Prairie View

Saturday, January 31, 2009

Forward Steps

Yesterday I was with my parents when the health nurse came for her eleventh visit. She had not seen Mom for several weeks (Another nurse filled in.), and was impressed with Mom's progress. Her heartbeat is regular and her blood oxygen levels are good. All of us agreed that no further visits were necessary. As Lois put it, "we're well beyond the two-steps-forward-and-one-step-backward stage. All the steps are forward steps now."

When I got there around 11:00, I saw that Mom had put away the bathrobes she has been wearing nearly all the time since the middle of November in favor of a dress. The dress was a size or two too big, since her weight loss, but it was a shimmery deep royal blue and made her gray-blue eyes look perky. She was navigating entirely without a walker while I was there. A week and half ago, the hospital bed went back to its storage spot in the mini-barn at Cedar Crest.

I noticed another change during meal time. Mom took a serving of green beans and salad without prompting. For some reason, vegetables, which she has always been very fond of, have been especially difficult for her to enjoy since her health crisis. She is no longer taking the appetite stimulant that was prescribed several weeks ago.
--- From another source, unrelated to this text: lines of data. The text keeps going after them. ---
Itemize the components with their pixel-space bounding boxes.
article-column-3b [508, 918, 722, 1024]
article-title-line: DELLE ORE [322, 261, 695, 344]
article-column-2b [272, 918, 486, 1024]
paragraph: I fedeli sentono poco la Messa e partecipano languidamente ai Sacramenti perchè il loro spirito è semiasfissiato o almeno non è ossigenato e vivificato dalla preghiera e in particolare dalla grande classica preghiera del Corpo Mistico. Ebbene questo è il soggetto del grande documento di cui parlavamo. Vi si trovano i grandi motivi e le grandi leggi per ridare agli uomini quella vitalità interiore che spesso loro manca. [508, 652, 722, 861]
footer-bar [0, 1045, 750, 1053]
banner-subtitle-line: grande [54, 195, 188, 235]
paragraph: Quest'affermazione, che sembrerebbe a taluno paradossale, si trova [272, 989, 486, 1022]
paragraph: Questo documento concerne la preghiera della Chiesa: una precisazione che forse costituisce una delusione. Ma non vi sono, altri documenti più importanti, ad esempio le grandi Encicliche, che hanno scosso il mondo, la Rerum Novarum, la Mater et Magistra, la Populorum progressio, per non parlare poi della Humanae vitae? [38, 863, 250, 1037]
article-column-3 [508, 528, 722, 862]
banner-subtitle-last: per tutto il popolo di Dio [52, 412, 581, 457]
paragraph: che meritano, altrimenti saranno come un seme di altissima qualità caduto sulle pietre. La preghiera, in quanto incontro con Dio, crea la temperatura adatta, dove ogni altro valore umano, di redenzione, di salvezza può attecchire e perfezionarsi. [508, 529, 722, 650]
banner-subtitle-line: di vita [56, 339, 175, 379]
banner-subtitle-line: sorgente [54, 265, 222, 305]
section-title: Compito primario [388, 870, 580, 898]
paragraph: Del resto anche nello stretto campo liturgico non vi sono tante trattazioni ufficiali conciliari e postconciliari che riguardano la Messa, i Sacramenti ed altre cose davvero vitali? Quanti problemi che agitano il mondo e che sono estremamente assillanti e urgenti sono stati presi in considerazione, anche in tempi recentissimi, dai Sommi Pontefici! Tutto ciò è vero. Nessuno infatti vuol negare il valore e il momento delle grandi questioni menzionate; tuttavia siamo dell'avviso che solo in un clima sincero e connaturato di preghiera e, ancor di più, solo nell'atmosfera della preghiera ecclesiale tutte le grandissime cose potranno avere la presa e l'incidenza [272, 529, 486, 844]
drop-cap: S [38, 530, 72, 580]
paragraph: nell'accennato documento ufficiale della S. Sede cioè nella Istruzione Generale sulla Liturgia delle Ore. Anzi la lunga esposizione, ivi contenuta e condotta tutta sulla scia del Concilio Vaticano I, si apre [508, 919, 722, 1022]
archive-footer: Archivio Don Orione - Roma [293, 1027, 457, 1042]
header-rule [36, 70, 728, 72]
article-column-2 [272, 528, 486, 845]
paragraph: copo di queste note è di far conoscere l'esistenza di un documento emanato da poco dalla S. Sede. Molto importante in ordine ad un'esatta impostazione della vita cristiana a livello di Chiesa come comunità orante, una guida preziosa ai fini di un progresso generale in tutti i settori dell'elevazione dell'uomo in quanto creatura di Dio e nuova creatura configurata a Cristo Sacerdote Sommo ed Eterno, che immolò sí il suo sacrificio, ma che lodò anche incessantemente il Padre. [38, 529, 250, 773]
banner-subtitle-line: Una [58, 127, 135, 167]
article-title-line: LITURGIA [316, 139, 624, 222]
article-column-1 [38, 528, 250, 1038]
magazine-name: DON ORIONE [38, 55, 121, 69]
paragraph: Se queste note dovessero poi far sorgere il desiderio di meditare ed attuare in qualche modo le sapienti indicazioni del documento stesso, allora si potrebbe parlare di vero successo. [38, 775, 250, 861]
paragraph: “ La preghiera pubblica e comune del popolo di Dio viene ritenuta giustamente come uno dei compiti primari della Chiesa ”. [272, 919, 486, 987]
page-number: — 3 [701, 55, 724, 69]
She also trundled out to the cupboard in the garage to look for the green beans she had canned last summer and told me she was hungry for. She did this right after she said Dad had forbidden her to go to the garage. (She obviously perceived some flexibility in the admonition.) I followed her to make sure everything went OK. It did.
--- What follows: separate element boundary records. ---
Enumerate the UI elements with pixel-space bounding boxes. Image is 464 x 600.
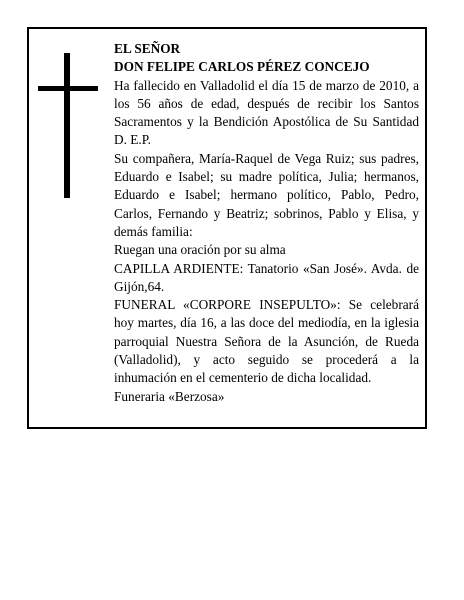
cross-vertical-bar <box>64 53 70 198</box>
latin-cross-icon <box>38 53 98 198</box>
funeral-paragraph: FUNERAL «CORPORE INSEPULTO»: Se celebrará hoy martes, día 16, a las doce del mediodía, en la iglesia parroquial Nuestra Señora de la Asunción, de Rueda (Valladolid), y acto seguido se procederá a la inhumación en el cementerio de dicha localidad. <box>114 297 419 386</box>
funeral-home-line: Funeraria «Berzosa» <box>114 388 225 404</box>
prayer-line: Ruegan una oración por su alma <box>114 242 286 258</box>
deceased-name: DON FELIPE CARLOS PÉREZ CONCEJO <box>114 59 370 75</box>
death-paragraph: Ha fallecido en Valladolid el día 15 de marzo de 2010, a los 56 años de edad, después de recibir los Santos Sacramentos y la Bendición Apostólica de Su Santidad D. E.P. <box>114 77 419 148</box>
family-paragraph: Su compañera, María-Raquel de Vega Ruiz; sus padres, Eduardo e Isabel; su madre política, Julia; hermanos, Eduardo e Isabel; hermano político, Pablo, Pedro, Carlos, Fernando y Beatriz; sobrinos, Pablo y Elisa, y demás familia: <box>114 150 419 239</box>
notice-heading: EL SEÑOR <box>114 41 181 56</box>
obituary-text <box>114 40 419 406</box>
cross-horizontal-bar <box>38 86 98 91</box>
chapel-paragraph: CAPILLA ARDIENTE: Tanatorio «San José». Avda. de Gijón,64. <box>114 260 419 294</box>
After lunch, I combed her silver spun-silk hair into a single slender braid. Then she looked as pretty as ever. While I did so she reminisced about the time her own mother was at this stage of life--when her daughters combed her hair for her. I don't have daughters who will ever comb my hair, but I wonder if I will someday need someone else's help to comb my hair. It's not a cheering thought, although I have no particular fondness for the job, and have often wished it weren't necessary.

My sister Linda is taking a one-day respite each week from working for my parents. It was on her day off that I filled in before and after lunch. Lois had done so after breakfast, and was planning to bring in supper. Judy had brought a meal on Monday, and Rhoda will provide Sunday dinner.

Linda will probably go back to work at Golden Rule when Mom is able to do all the cooking again.

My brother Myron read and forwarded to the rest of us a New York Times article he found that resonated with us regarding Mom's experience. It lists some of the perplexing after effects people seem to suffer from having spent time in the intensive care unit of a hospital. I'll put it here, with no guarantees that the link will be live. (I am so not smart about these things.)

http://www.nytimes.com/2009/01/12/health/12icu.html

2 Comments:

  • She is taking an active interest in resuming responsibility for housekeeping again, even though she still needs quite a bit of help. She has menu suggestions sometimes. She helps put dishes away. She wrote a 13-item grocery shopping list for Dad. She is itching to go to the grocery store herself. In various ways she helps around the house.

    Clarification on the garage policy: she is not to go out to their multi-purpose garage alone. It's fine if one of us goes along.

    Linda Rose

    By Anonymous Anonymous, at 1/31/2009  

  • Glad to hear your mother is gaining. Do you remember Sanford's sister Laura? She passed away January 20th. We are excited that her mind is now 'normal'.